Juin. Mois de la fête de l’Indépendance à Madagascar. L’occasion de parler d’un autre type d’indépendance : celui que cherche à offrir Tatiana Raharinirina aux jeunes Malgaches. La vingtaine, elle est à la tête d’Atara, une école de mannequinat qu’elle a fondée en 2023. Son objectif : permettre aux jeunes de gagner leur vie grâce à leurs talents, tout en poursuivant leurs études.
L’histoire commence en 2017, juste après le baccalauréat. Tatiana cherche des petits boulots. Elle voulait subvenir à ses besoins, sans peser davantage sur sa mère qui assurait déjà les frais de scolarité. C’est ainsi qu’elle est entrée dans le monde du mannequinat.
Au début, c’était juste une solution. Mais avec le temps, elle a appris à aimer cette activité. “Il faut aimer ce que l’on fait et vouloir s’y investir”, dit-elle aujourd’hui.
Elle poursuit en parallèle des études en droit international à l’Université d’Ankatso, puis une année en business. C’est cher. Pas toujours facile. Mais elle s’accroche.
Au fil de son parcours, elle relève ce qui ne va pas. Les agences trop floues. Les jeunes mal informés. Les dérives. Alors, elle décide de faire les choses autrement.
En 2023, elle crée Atara. Une école où tout est clair. Les contrats. Les engagements. Le cadre. Elle veut construire un espace professionnel où les jeunes peuvent se former sans se méfier.
“Beaucoup de parents restent encore sur leurs gardes. C’est normal. Mais nous, on veut casser cette image floue. Tout est transparent chez nous.”
Atara, c’est une école, mais pas seulement.
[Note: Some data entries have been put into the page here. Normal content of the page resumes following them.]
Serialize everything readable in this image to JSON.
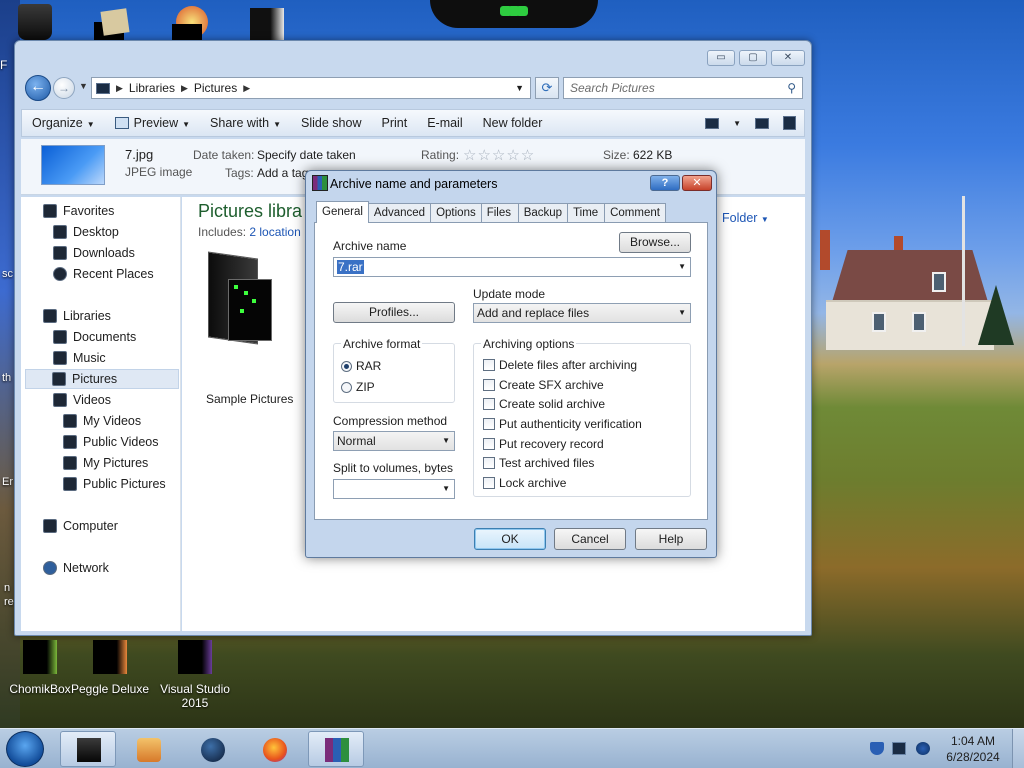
{
  "explorer": {
    "breadcrumb": [
      "Libraries",
      "Pictures"
    ],
    "search_placeholder": "Search Pictures",
    "toolbar": {
      "organize": "Organize",
      "preview": "Preview",
      "share_with": "Share with",
      "slide_show": "Slide show",
      "print": "Print",
      "email": "E-mail",
      "new_folder": "New folder"
    },
    "details": {
      "file_name": "7.jpg",
      "file_type": "JPEG image",
      "date_taken_label": "Date taken:",
      "date_taken_value": "Specify date taken",
      "tags_label": "Tags:",
      "tags_value": "Add a tag",
      "rating_label": "Rating:",
      "rating_stars": "☆☆☆☆☆",
      "size_label": "Size:",
      "size_value": "622 KB"
    },
    "nav": {
      "favorites": "Favorites",
      "desktop": "Desktop",
      "downloads": "Downloads",
      "recent_places": "Recent Places",
      "libraries": "Libraries",
      "documents": "Documents",
      "music": "Music",
      "pictures": "Pictures",
      "videos": "Videos",
      "my_videos": "My Videos",
      "public_videos": "Public Videos",
      "my_pictures": "My Pictures",
      "public_pictures": "Public Pictures",
      "computer": "Computer",
      "network": "Network"
    },
    "content": {
      "title": "Pictures libra",
      "includes_label": "Includes:",
      "includes_link": "2 location",
      "arrange_label": "Folder",
      "folder_name": "Sample Pictures"
    }
  },
  "dialog": {
    "title": "Archive name and parameters",
    "tabs": [
      "General",
      "Advanced",
      "Options",
      "Files",
      "Backup",
      "Time",
      "Comment"
    ],
    "archive_name_label": "Archive name",
    "archive_name_value": "7.rar",
    "browse_button": "Browse...",
    "profiles_button": "Profiles...",
    "update_mode_label": "Update mode",
    "update_mode_value": "Add and replace files",
    "archive_format_label": "Archive format",
    "format_options": [
      "RAR",
      "ZIP"
    ],
    "selected_format": "RAR",
    "compression_label": "Compression method",
    "compression_value": "Normal",
    "split_label": "Split to volumes, bytes",
    "split_value": "",
    "archiving_options_label": "Archiving options",
    "archiving_options": [
      {
        "label": "Delete files after archiving",
        "checked": false
      },
      {
        "label": "Create SFX archive",
        "checked": false
      },
      {
        "label": "Create solid archive",
        "checked": false
      },
      {
        "label": "Put authenticity verification",
        "checked": false
      },
      {
        "label": "Put recovery record",
        "checked": false
      },
      {
        "label": "Test archived files",
        "checked": false
      },
      {
        "label": "Lock archive",
        "checked": false
      }
    ],
    "ok": "OK",
    "cancel": "Cancel",
    "help": "Help",
    "help_icon_label": "?",
    "close_icon_label": "✕"
  },
  "desktop_icons": [
    {
      "label": "ChomikBox"
    },
    {
      "label": "Peggle Deluxe"
    },
    {
      "label": "Visual Studio 2015"
    }
  ],
  "desktop_edge_text": {
    "f": "F",
    "sc": "sc",
    "th": "th",
    "er": "Er",
    "n": "n",
    "re": "re"
  },
  "taskbar": {
    "time": "1:04 AM",
    "date": "6/28/2024"
  },
  "colors": {
    "accent": "#3a71c5",
    "explorer_frame": "#c8d9ee",
    "library_title": "#1e5e2e",
    "link": "#1d56b5"
  }
}
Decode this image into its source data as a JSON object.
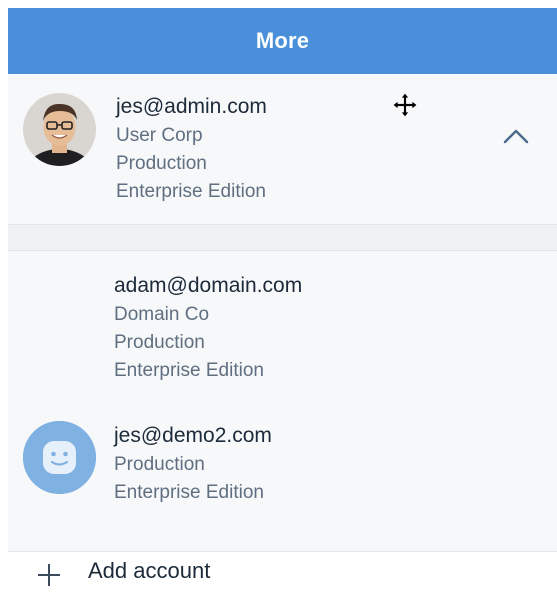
{
  "header": {
    "title": "More"
  },
  "accounts": [
    {
      "email": "jes@admin.com",
      "org": "User Corp",
      "environment": "Production",
      "edition": "Enterprise Edition",
      "avatar": "photo",
      "expanded": true,
      "indicator_icon": "chevron-up-icon"
    },
    {
      "email": "adam@domain.com",
      "org": "Domain Co",
      "environment": "Production",
      "edition": "Enterprise Edition",
      "avatar": "none"
    },
    {
      "email": "jes@demo2.com",
      "environment": "Production",
      "edition": "Enterprise Edition",
      "avatar": "smiley-placeholder"
    }
  ],
  "add_account": {
    "label": "Add account",
    "icon": "plus-icon"
  },
  "colors": {
    "header_bg": "#4a8fd9",
    "header_text": "#ffffff",
    "panel_bg": "#f7f8fa",
    "primary_text": "#1c2a3a",
    "secondary_text": "#5f6f80",
    "placeholder_avatar": "#7fb1e2",
    "chevron": "#4b6a8a"
  }
}
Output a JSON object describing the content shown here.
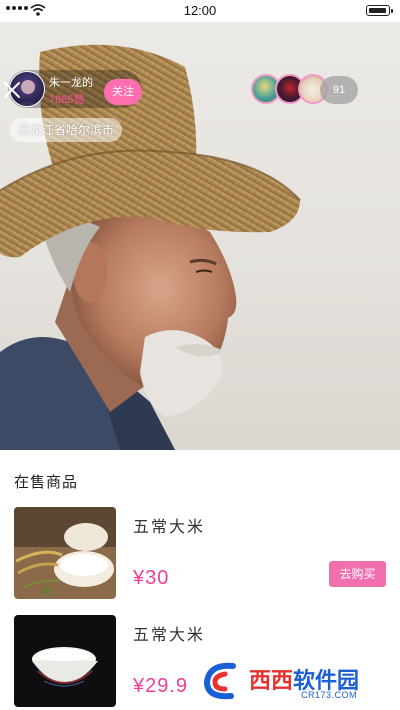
{
  "status_bar": {
    "time": "12:00"
  },
  "live": {
    "host": {
      "name": "朱一龙的",
      "likes": "7865赞",
      "follow_label": "关注"
    },
    "location": "黑龙江省哈尔滨市",
    "viewer_count": "91",
    "icons": {
      "close": "close-icon",
      "avatar": "avatar"
    }
  },
  "products": {
    "title": "在售商品",
    "items": [
      {
        "name": "五常大米",
        "price": "¥30",
        "buy_label": "去购买"
      },
      {
        "name": "五常大米",
        "price": "¥29.9"
      }
    ]
  },
  "watermark": {
    "brand_red": "西西",
    "brand_blue": "软件园",
    "domain": "CR173.COM"
  },
  "colors": {
    "accent": "#ee3f9a",
    "buy_button": "#f26fae",
    "follow_button": "#ff6fb0"
  }
}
Il y a aussi une branche dédiée à la danse, une boutique, une ligne de produits de beauté, et des services dans l’événementiel.
Tatiana veut créer de la valeur à Madagascar et elle le fait avec une petite équipe, mais surtout dans une grande autonomie. Elle gère elle-même la communication, les contrats, l’organisation interne.
Les formateurs sont des professionnels avec des années d’expérience. Les élèves, eux, sont accompagnés du début à la fin. Certains ont déjà décroché leurs premiers contrats. D’autres se lancent dans leurs propres projets.
Récemment, les élèves d’Atara ont participé à un défilé lors du Festival des Initiatives Vertes à l’AFT Andavamamba, mettant en avant leur savoir-faire et l’engagement de l’école dans des événements locaux.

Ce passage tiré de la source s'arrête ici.